(dpa) - European Union leaders were set Friday to give a first backing to ambitious plans to fight climate change but squabble over how to protect their polluting industries against foreign competition.
"We are not questioning the (greenhouse gas emission) reductions, but if you have a common European goal, you can still talk about the way you want to hit it and what measures you want to inflict on which industries," Germany's Chancellor Angela Merkel said at the start of the second and final day of talks.
"European industry will adapt to the challenges, but we have to care that all the process will carry all interests," Slovenian Prime Minister Janez Jansa, who chaired the meeting of the EU's 27 political leaders, said.

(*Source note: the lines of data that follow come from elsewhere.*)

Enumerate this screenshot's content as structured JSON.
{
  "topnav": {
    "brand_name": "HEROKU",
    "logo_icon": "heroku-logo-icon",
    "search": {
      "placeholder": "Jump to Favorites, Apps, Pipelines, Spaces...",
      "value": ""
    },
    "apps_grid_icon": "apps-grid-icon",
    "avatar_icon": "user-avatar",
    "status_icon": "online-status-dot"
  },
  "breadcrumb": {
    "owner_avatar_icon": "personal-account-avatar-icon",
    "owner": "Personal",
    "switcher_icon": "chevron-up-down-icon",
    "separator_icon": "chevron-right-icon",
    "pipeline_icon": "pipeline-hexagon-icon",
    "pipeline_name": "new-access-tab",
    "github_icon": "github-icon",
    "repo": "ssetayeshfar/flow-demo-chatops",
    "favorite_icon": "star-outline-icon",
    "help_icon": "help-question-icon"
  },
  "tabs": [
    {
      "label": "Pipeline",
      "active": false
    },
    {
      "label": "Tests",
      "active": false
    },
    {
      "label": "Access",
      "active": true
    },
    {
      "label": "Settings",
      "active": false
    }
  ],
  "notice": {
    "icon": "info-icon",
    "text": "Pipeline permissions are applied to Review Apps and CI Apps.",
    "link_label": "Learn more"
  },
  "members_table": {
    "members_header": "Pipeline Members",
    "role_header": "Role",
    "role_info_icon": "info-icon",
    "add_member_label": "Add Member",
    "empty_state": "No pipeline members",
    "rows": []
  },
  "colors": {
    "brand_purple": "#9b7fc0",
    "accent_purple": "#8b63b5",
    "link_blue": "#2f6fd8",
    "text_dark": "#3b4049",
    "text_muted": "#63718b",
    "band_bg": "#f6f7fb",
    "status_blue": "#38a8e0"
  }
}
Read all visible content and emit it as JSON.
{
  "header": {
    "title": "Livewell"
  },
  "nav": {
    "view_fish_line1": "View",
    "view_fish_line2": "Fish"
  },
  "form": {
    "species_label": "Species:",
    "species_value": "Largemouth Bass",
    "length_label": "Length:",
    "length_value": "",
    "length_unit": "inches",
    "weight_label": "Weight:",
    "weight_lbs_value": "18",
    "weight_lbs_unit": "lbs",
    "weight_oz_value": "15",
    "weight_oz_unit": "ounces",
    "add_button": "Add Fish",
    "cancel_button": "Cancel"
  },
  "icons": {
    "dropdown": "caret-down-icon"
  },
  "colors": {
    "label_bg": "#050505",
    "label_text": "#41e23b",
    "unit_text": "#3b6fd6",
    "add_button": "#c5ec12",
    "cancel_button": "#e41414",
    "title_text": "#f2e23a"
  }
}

One year ago, EU leaders agreed legally-binding targets for the bloc to reduce its emissions of carbon dioxide (CO2), the gas most linked with global warming.
On January 23 the union's executive, the European Commission, laid out legal proposals for how the union should hit its targets - in particular, by strengthening an existing system for trading permits to emit CO2 after 2012.
But European industries complained that any attempt to make them pay for the CO2 they emit would make it impossible for them to compete with firms in countries with less stringent environmental rules.
The commission promised to study the problem with an eye to proposing solutions in 2010 or 2011 - but only if talks aimed at reaching a global deal on fighting climate change failed to produce a result in 2009.
However, that proposal was not enough for heavily-industrialized states such as Germany.
"The discussion is about whether we should already say in 2009 how the (CO2 emissions) trading scheme will look after 2012, so that investors know what they're getting into, or whether we should only do so in 2010," Merkel said.
However, leaders were not expected to come to a decision on the crucial issue on Friday, with more debate expected ahead of the next summit in June.
Leaders also planned to discuss ways of reacting to the recent turmoil on the financial markets, including ways of increasing the transparency of sovereign wealth funds.